Maybe writers and Hollywood don’t see that as exciting as clichéd “Save the World” themes, but these women really are saving the world, more than any fictional superhero will.

I’d love to see more thoughtful mothers, experienced grandmothers, and confident women playing bigger roles in the narratives of the world, because they do that everywhere else.

Terry Pratchett gets close at times, with his witches who aren’t evil but keep the balance in the world, and in their villages. Nanny Ogg, who has more than a dozen children and oodles of grandchildren, is occasionally a major player in the witches books, but even then, Granny Weatherwax, who was never a mother, prevails as the main protagonist.

Mahrree Peto Shin isn’t a character I created, as I erroneous stated earlier; she manifested herself to me through one shocking, powerful image that I won’t reveal entirely here, because it happens in book 8 which will come out in probably another 3-4 years. (Book 5 will be out before this summer.)

But that image—of a woman facing an enormous threat, alone—riveted me. I wondered for months how she came to that position, and she slowly revealed her story to me, until I had enough to begin writing it.

(As an aside, I’m not psychotic; lots of writers have had this experience of characters demanding that they write their story. I can see how the ancient Greeks believed they had muses speaking to them, and my daughter gave me a mug which reads, “Writer’s Block: when your imaginary friends refuse to talk to you.” It’s true, you know.)

The “Forest at the Edge” series isn’t wholly about Mahrree, but about her family. She plays a major role in that family, and all the trouble she causes is primarily because she’s a worried mother.

The mother-perspective is powerful, more so than the perspective of a president, or a general, or a king, or any other hero. Those characters may lead countries or armies, but I doubt they could ever genuinely love them as much as a mother loves her children. References comparing mothers to bears and their cubs aren’t accidental.

Imagine Harry Potter being told from the perspective of Molly Weasley, who had seven children in peril, along with Harry who she tried to mother.

Image result for molly weasley

Or Hunger Games, from the perspective of President Coin, who lost her child.

Or even “Brave,” from the perspective Queen Elinor, who tries to help her daughter find a husband, then has to be saved from her unintentionally turning her into a bear. 

How engrossing, heart-breaking, and hopeful would these perspectives be?

Maybe . . . maybe they’d be too much.

Too close to reality.

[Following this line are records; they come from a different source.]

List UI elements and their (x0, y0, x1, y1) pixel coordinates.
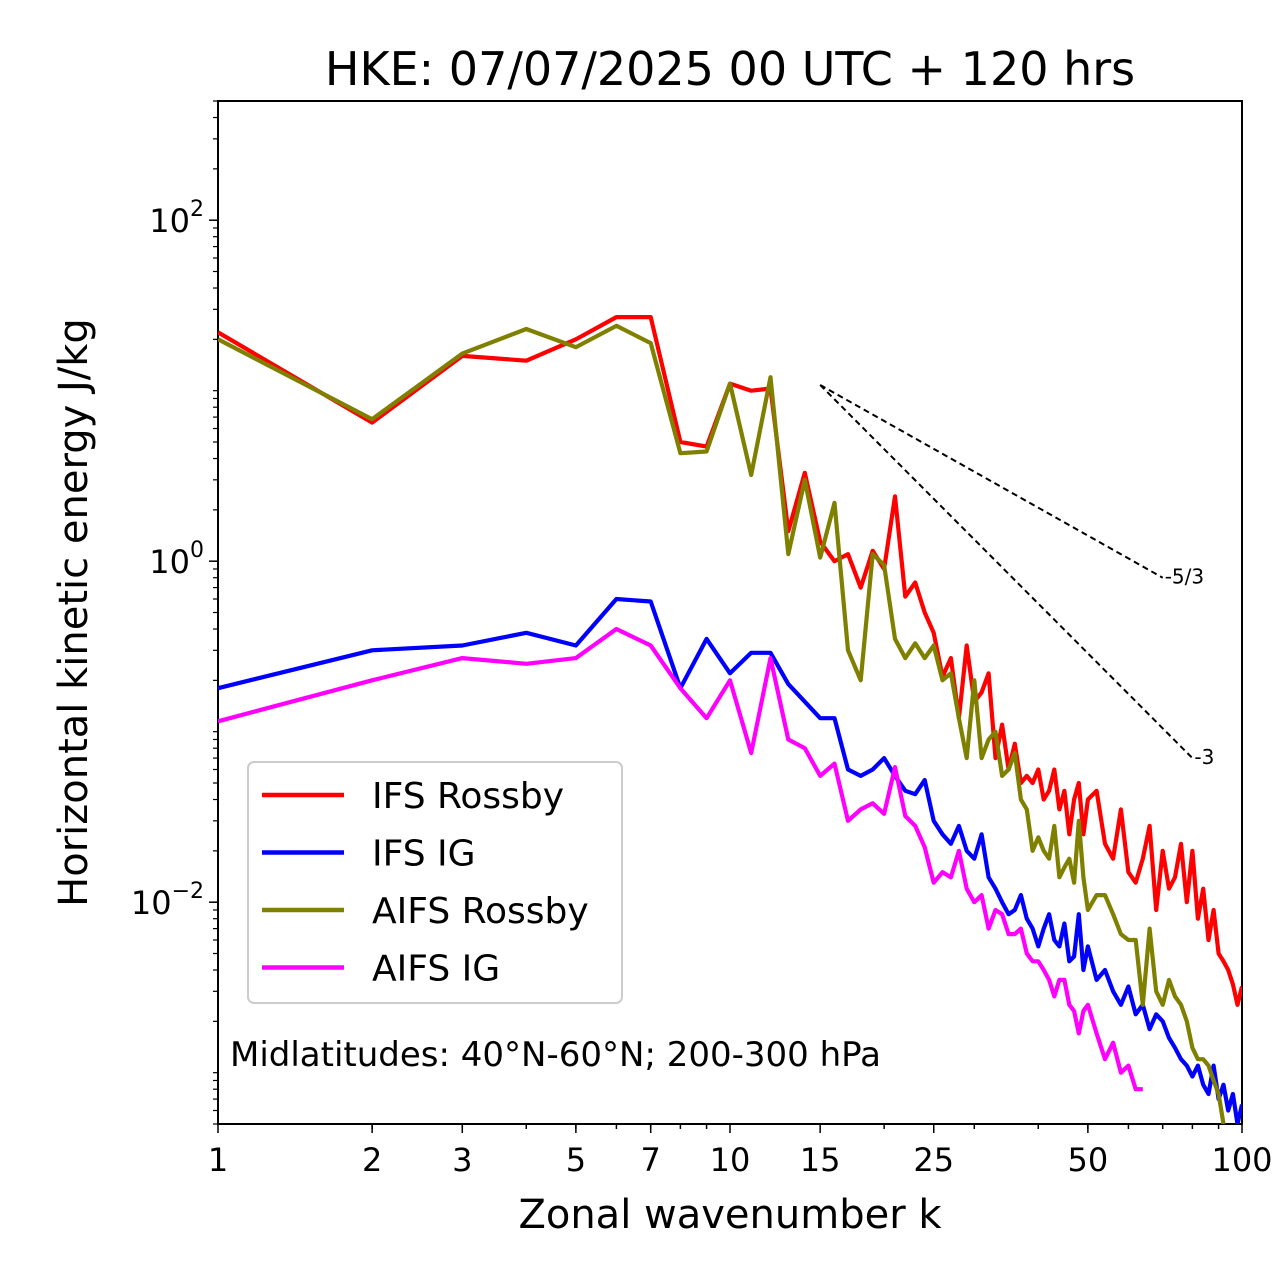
y-tick-base: 10 (149, 202, 190, 240)
y-tick-base: 10 (149, 543, 190, 581)
y-tick-exponent: 2 (190, 197, 204, 222)
legend-box (247, 761, 623, 1004)
reference-slope-line (819, 384, 1164, 579)
y-tick-base: 10 (131, 884, 172, 922)
region-annotation: Midlatitudes: 40°N-60°N; 200-300 hPa (230, 1035, 881, 1075)
x-tick-label: 15 (800, 1141, 841, 1179)
series-line-ifs-rossby (218, 315, 1242, 1007)
y-tick-exponent: −2 (172, 879, 204, 904)
x-tick-label: 50 (1068, 1141, 1109, 1179)
axis-labels: Zonal wavenumber k Horizontal kinetic ene… (51, 318, 942, 1238)
reference-slope-label: -3 (1194, 745, 1214, 769)
x-tick-label: 5 (566, 1141, 586, 1179)
x-tick-label: 2 (362, 1141, 382, 1179)
reference-slope-label: -5/3 (1165, 565, 1204, 589)
y-tick-label: 10−2 (131, 879, 204, 922)
legend-label: AIFS Rossby (372, 891, 589, 932)
x-tick-label: 7 (641, 1141, 661, 1179)
x-axis-label: Zonal wavenumber k (518, 1192, 942, 1238)
y-tick-label: 100 (149, 538, 204, 581)
legend: IFS Rossby IFS IG AIFS Rossby AIFS IG (247, 761, 623, 1004)
annotation-group: Midlatitudes: 40°N-60°N; 200-300 hPa (230, 1035, 881, 1075)
x-tick-label: 3 (452, 1141, 472, 1179)
series-line-ifs-ig (218, 596, 1242, 1124)
plot-area: -5/3 -3 (218, 315, 1242, 1124)
chart-title-group: HKE: 07/07/2025 00 UTC + 120 hrs (325, 42, 1135, 96)
y-tick-label: 102 (149, 197, 204, 240)
legend-label: IFS IG (372, 834, 476, 875)
x-tick-label: 1 (208, 1141, 228, 1179)
x-axis-ticks: 1 2 3 5 7 10 15 25 50 100 (208, 1124, 1273, 1179)
series-line-aifs-rossby (218, 323, 1226, 1124)
x-tick-label: 25 (913, 1141, 954, 1179)
x-tick-label: 10 (710, 1141, 751, 1179)
x-tick-label: 100 (1211, 1141, 1272, 1179)
reference-slope-line (819, 384, 1194, 759)
series-group (218, 315, 1242, 1124)
series-line-aifs-ig (218, 626, 1143, 1092)
y-tick-exponent: 0 (190, 538, 204, 563)
y-axis-label: Horizontal kinetic energy J/kg (51, 318, 97, 907)
legend-label: IFS Rossby (372, 776, 564, 817)
chart-title: HKE: 07/07/2025 00 UTC + 120 hrs (325, 42, 1135, 96)
legend-label: AIFS IG (372, 949, 500, 990)
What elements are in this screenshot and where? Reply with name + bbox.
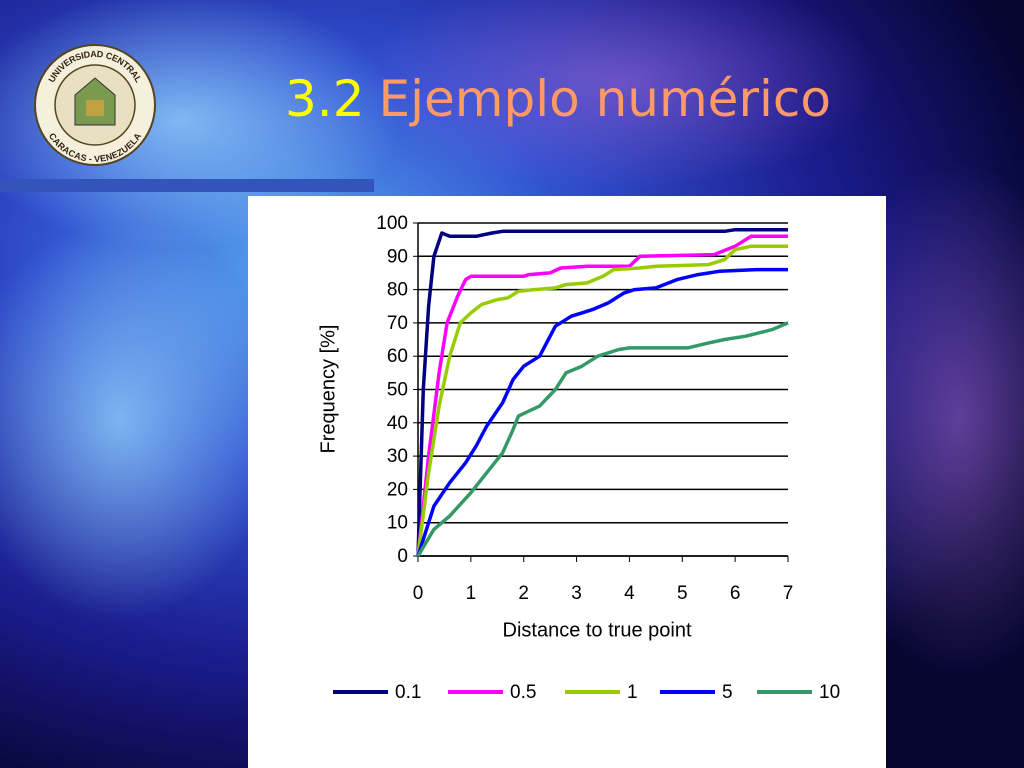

Too gut-wrenching.

Maybe that’s why it’s rare to find a mother-perspective in literature, because all of us have mothers, most of us appreciate them, and deep down we’re worried about what they’re really thinking.

Maybe many of us are still suffering from Bambi’s Mother Syndrome, the idea of losing mother, or seeing things from her perspective, which may be too intense. (Although Disney loves to make children miserable with mother-loss. No adult movie franchise kills off mothers as much as Disney.)

As moms, I think we frequently have a hard time facing our greatest fears for our families and their future.

But I think it’s time we tried. I submit there isn’t a stronger force in nature or in humanity than that of a mother trying to protect and provide for her children.

What fantastic stories that premise could ignite! Let’s see them!